Carbosulfan
- Names: IUPAC name 2,2-Dimethyl-2,3-dihydro-1-benzofuran-7-yl [(dibutylamino)sulfanyl]methylcarbamate

Identifiers
- CAS Number: 55285-14-8;
- 3D model (JSmol): Interactive image;
- ChEBI: CHEBI:38476;
- ChemSpider: 37764;
- ECHA InfoCard: 100.054.132
- PubChem CID: 41384;
- UNII: V1DGN4AK6G;
- CompTox Dashboard (EPA): DTXSID5023950 ;

Properties
- Chemical formula: C_{20}H_{32}N_{2}O_{3}S
- Molar mass: 380.55 g·mol^{−1}

= Carbosulfan =

Carbosulfan is an organic compound adherent to the carbamate class. At normal conditions, it is brown viscous liquid. It is not very stable; it decomposes slowly at room temperature. Its solubility in water is low but it is miscible with xylene, hexane, chloroform, dichloromethane, methanol and acetone. Carbosulfan is used as an insecticide. The European Union banned use of carbosulfan in 2007.
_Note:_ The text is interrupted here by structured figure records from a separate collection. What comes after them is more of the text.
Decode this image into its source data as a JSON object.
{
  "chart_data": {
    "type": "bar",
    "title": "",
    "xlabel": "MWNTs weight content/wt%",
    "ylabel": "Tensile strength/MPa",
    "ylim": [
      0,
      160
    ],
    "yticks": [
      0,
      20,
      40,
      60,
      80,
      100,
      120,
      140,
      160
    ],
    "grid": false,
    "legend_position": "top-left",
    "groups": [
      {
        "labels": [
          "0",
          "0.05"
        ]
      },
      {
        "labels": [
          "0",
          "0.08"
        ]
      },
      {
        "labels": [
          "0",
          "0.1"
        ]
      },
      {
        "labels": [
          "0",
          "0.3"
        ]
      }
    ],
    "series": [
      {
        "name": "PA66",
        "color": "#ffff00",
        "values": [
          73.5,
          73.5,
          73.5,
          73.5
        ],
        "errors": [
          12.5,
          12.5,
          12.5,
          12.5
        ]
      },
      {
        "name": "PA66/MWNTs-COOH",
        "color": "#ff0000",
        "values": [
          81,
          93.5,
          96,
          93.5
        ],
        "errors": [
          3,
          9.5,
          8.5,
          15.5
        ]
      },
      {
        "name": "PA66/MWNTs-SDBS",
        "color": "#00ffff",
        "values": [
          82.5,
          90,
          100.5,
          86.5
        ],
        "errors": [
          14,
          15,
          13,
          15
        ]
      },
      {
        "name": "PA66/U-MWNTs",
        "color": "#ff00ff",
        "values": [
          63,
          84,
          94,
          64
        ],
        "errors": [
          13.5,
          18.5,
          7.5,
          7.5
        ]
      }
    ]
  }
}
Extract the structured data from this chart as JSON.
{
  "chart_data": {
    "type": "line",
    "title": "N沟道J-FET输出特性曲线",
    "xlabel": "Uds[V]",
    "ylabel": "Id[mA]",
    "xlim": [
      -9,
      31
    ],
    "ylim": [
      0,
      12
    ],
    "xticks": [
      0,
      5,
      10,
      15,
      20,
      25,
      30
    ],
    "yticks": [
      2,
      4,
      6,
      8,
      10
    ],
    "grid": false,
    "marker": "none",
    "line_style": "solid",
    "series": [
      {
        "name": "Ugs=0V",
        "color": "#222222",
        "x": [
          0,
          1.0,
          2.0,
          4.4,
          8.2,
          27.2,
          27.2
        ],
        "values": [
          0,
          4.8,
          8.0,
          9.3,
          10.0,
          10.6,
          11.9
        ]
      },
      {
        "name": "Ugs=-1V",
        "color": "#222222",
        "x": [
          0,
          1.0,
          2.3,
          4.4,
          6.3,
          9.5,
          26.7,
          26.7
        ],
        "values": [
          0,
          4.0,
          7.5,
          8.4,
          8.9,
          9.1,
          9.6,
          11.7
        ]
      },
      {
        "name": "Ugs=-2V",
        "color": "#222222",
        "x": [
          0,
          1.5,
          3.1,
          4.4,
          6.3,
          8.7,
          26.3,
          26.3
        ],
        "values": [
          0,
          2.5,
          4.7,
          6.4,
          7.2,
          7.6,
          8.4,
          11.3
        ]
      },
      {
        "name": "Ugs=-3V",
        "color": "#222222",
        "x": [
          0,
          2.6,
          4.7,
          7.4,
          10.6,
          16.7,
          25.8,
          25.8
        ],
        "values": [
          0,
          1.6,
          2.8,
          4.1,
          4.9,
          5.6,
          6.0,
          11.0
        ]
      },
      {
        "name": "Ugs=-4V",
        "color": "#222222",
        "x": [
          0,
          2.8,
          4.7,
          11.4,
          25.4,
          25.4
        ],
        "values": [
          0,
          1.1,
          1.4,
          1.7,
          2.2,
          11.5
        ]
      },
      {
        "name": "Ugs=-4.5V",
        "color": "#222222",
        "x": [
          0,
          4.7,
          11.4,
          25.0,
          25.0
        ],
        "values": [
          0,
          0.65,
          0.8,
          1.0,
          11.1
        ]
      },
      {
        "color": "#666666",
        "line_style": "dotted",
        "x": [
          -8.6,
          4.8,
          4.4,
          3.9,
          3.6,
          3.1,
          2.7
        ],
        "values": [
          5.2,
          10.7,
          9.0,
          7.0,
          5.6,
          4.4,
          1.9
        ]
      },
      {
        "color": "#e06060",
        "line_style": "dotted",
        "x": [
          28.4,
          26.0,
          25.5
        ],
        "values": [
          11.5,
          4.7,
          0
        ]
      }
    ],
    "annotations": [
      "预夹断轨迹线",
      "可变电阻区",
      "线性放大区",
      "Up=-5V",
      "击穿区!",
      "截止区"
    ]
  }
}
Its oral LD_{50} for rats is 90 to 250 mg/kg bw, inhalation LC_{50} is 0.61 mg/L. Carbosulfan is only slightly absorbed through skin (LD_{50} >2000 mg/kg for rabbits). The mechanism of toxicity is based on reversible inhibition of acetylcholinesterase (as for carbamates generally).
Carbosulfan has very low maximum residue limits for use in the EU and UK examples of this can be seen in apples and oranges, where it is 0.05 mg/kg.